【DS検定対策】過学習の正体を見破る!「バリアンス(分散)」の仕組み
機械学習モデルの予測誤差は、大きく「バイアス(偏り)」と「バリアンス(分散)」の2つに分解できます。そのうち、「訓練データの選び方によって予測結果がどのくらいブレるか」を表す指標が「バリアンス(Variance)」です!
1. 【 問題 】
機械学習における予測誤差の構成要素において、異なる訓練データセットを用いてモデルを学習させた際に、モデルの予測値がどれだけ変動(ブレ)するかを表す概念を何と呼ぶでしょうか?
① バリアンス(分散:Variance)
② バイアス(偏り:Bias)
③ 不可避誤差(Irreducible Error)
④ 正則化項(Regularization Term)
2. 【 解答 】
3. 整理:「バイアス」と「バリアンス」の違い(的当ての例え)
機械学習の誤差はよく「ダーツの的当て」に例えられます。
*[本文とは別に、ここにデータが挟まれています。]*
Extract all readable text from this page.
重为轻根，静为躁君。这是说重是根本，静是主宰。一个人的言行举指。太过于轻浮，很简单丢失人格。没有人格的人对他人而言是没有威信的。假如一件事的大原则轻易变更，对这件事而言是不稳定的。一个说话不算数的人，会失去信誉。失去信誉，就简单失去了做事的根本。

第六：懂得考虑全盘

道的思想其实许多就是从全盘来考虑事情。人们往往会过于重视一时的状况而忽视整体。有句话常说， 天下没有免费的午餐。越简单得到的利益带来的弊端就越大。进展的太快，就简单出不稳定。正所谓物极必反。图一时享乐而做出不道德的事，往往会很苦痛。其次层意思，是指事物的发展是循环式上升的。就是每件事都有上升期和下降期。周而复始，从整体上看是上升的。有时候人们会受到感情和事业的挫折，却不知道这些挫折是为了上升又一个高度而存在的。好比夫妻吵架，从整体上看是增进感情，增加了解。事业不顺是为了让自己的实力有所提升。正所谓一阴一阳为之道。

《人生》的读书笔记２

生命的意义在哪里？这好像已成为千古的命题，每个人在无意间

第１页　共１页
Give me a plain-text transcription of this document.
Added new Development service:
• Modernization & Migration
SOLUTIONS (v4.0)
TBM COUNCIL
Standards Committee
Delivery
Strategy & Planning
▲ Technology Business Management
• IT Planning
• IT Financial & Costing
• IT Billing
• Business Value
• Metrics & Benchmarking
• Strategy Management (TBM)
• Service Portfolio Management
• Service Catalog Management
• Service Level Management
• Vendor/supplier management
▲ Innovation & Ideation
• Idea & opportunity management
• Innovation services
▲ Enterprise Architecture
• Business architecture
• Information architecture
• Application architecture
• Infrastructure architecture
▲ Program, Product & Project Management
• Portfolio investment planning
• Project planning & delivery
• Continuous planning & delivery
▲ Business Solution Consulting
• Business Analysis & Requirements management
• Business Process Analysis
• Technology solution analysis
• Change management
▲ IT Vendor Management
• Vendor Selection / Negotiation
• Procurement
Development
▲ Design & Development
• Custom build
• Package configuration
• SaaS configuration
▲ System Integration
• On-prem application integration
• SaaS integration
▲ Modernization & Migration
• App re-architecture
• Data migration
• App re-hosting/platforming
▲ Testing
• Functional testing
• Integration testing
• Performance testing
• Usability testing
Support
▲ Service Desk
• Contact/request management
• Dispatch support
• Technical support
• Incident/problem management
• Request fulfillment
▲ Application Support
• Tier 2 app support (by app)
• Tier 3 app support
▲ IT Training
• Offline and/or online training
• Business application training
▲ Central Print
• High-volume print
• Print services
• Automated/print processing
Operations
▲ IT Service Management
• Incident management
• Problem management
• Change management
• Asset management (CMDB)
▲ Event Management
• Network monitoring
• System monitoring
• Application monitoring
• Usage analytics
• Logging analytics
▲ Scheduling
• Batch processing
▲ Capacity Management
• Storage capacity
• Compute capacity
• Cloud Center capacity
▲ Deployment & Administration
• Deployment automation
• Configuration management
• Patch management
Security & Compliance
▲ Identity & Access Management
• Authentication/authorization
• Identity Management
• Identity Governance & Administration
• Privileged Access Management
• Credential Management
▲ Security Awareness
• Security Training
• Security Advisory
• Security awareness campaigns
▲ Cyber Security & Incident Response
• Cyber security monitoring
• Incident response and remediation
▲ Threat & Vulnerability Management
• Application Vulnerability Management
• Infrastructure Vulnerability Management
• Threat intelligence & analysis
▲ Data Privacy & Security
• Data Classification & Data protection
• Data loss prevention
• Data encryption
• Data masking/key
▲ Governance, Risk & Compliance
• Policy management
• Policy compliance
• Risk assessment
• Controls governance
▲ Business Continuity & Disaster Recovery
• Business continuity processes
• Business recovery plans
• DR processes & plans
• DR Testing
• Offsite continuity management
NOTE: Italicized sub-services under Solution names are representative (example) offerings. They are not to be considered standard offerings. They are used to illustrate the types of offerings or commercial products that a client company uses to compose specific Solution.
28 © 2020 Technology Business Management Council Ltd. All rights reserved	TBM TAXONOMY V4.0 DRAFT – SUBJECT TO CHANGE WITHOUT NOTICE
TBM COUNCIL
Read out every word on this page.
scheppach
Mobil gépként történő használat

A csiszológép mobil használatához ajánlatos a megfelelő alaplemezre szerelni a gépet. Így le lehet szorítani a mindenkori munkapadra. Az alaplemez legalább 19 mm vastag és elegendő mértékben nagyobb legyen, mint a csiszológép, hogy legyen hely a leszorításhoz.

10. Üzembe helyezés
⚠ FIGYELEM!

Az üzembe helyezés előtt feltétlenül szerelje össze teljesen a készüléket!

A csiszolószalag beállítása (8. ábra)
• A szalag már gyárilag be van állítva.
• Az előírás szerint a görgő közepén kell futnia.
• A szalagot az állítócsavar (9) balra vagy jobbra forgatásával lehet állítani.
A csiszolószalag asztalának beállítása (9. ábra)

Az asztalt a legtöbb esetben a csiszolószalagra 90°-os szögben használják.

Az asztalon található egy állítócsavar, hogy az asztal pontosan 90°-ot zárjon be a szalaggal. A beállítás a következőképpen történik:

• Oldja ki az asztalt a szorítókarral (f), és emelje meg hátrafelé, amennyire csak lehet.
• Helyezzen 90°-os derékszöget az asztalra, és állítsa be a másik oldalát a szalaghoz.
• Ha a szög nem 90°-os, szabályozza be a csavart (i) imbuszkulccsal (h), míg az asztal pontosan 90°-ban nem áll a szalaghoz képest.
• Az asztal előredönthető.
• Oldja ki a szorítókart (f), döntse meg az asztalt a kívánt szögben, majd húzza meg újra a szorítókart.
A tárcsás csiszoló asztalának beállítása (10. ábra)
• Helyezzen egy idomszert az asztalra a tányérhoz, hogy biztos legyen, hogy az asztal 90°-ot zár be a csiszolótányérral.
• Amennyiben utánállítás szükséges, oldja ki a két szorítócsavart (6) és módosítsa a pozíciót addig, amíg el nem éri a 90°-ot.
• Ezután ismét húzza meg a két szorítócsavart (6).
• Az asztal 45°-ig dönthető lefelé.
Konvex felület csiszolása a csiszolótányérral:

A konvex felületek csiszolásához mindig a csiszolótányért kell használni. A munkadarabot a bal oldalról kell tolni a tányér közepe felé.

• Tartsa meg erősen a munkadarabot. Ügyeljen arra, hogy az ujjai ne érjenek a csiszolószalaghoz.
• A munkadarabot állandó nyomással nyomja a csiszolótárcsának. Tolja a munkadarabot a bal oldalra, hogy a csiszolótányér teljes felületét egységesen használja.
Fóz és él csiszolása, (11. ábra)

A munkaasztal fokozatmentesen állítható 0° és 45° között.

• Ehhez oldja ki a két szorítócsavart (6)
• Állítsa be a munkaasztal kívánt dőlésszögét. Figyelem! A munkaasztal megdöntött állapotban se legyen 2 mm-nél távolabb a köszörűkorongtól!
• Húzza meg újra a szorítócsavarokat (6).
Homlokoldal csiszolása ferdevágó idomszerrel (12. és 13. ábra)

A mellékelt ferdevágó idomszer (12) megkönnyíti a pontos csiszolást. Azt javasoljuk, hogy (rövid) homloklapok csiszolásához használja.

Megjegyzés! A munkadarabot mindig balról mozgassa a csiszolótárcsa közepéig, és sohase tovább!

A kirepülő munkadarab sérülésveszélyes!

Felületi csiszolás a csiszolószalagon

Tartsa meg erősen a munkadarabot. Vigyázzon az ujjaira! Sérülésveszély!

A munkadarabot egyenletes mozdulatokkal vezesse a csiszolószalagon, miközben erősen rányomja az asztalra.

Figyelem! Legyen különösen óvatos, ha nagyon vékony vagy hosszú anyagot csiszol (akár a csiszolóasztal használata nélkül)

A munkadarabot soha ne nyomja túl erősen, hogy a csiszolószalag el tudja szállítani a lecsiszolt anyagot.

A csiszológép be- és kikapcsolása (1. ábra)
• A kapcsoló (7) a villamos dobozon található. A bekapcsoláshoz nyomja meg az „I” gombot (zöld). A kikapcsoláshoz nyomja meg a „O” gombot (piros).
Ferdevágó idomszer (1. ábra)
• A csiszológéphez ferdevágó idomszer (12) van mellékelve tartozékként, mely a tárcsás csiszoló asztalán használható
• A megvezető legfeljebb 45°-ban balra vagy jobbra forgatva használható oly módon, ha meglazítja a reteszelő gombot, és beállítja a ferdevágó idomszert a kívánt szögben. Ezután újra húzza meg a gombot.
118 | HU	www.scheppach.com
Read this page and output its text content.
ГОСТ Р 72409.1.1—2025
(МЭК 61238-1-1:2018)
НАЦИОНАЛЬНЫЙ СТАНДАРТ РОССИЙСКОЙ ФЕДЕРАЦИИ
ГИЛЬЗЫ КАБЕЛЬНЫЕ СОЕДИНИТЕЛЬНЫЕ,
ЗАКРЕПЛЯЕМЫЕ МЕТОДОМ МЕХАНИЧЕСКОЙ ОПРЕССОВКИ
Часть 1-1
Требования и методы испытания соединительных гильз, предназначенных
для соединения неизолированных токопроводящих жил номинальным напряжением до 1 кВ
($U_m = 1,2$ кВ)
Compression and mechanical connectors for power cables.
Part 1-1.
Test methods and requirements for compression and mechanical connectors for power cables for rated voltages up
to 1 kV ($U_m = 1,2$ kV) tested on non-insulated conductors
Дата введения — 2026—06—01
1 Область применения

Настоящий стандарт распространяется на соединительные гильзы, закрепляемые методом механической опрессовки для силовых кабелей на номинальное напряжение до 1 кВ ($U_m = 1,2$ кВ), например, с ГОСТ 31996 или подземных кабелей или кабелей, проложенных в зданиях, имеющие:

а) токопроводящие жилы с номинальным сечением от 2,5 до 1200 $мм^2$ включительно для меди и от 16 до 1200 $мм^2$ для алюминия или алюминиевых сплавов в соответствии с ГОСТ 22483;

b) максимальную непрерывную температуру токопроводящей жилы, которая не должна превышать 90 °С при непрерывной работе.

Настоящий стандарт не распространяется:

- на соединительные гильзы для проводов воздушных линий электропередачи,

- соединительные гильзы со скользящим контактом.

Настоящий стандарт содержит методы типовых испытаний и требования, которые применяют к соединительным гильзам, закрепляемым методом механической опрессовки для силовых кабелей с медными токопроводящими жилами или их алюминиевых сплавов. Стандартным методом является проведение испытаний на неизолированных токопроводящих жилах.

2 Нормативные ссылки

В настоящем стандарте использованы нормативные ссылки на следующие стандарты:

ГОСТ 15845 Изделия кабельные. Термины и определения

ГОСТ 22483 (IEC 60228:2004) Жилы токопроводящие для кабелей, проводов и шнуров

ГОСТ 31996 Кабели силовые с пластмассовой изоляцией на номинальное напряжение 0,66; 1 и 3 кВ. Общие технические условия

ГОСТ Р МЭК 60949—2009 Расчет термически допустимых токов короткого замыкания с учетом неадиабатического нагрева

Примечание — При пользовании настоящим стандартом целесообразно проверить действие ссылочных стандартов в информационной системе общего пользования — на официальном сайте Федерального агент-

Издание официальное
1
この2つの違いを完璧に整理しましょう!
| 用語 | 意味・状態 | モデルの状態 |
|---|---|---|
| バイアス (Bias) |
予測値の平均が「真の値(中心)」からどれだけ離れているか(根本的なずれ・表現力不足)。 | 高バイアス = 未学習 (Underfitting) モデルが単純すぎる。 |
| バリアンス (Variance) |
訓練データが変わったときに、予測値がどれだけばらつくか(データへの過敏さ・ブレ)。 | 高バリアンス = 過学習 (Overfitting) モデルが複雑すぎる。 |
4. 超重要:バイアス・バリアンスのトレードオフ
モデルの複雑さ(表現力)を変えたとき、バイアスとバリアンスは相反する動きを見せます。
→ データが変わっても予測結果があまりブレない(低バリアンス)
→ ただし、真の複雑なパターンを捉えきれない(高バイアス = 未学習)
・モデルを複雑にする(例:高次多項式や深い決定木):
→ 訓練データの細かいノイズまで完璧に丸暗記できる(低バイアス)
→ ただし、別の訓練データを使うと予測結果がガラリと変わってしまう(高バリアンス = 過学習)
★ 目標:
「バイアス」と「バリアンス」の合計である全体誤差(トータルリスク)が最小になるちょうどいい複雑さのモデルを目指すのが機械学習のゴールです。
5. DS検定形式:実戦4択クイズ
問:機械学習における「バリアンス(分散)」に関する記述として、最も適切なものはどれか。
① バリアンスが高いモデルは、訓練データに含まれるノイズや偶発的な特徴まで過剰に学習してしまっている(過学習状態である)可能性が高い。
② バリアンスとは、モデルの予測値の平均と真の値との間の根本的なズレを表すものであり、モデルの表現力が不足している場合に高くなる。
③ モデルの複雑さを上げれば上げるほど、バイアスとバリアンスの双方を同時にゼロへ近づけることができる。
④ バリアンスを抑えるための手法として、モデルのパラメータ数や決定木の深さを極限まで大きくすることが推奨される。
【 正解: ① 】
解説: バリアンスの性質と過学習との関係を問う問題です。
①が正解です。高バリアンスは訓練データ(のノイズ)に過剰にフィットしている過学習状態を意味します。
②は「バイアス(未学習)」の説明です。
③バイアスとバリアンスはトレードオフの関係にあり、同時にゼロにすることはできません。
④モデルを複雑にするとバリアンスは高くなります。バリアンス(過学習)を抑えるには正則化の導入やモデルの単純化が有効です。
6. まとめ
DS検定や資格試験で「訓練データの違いによる予測のブレ」「過学習状態」「モデルが複雑すぎる」といったキーワードが出たら、正解は「バリアンス」です! 「バイアス=未学習(単純すぎる)」「バリアンス=過学習(複雑すぎる)」という対比構造を頭に叩き込んでおきましょう!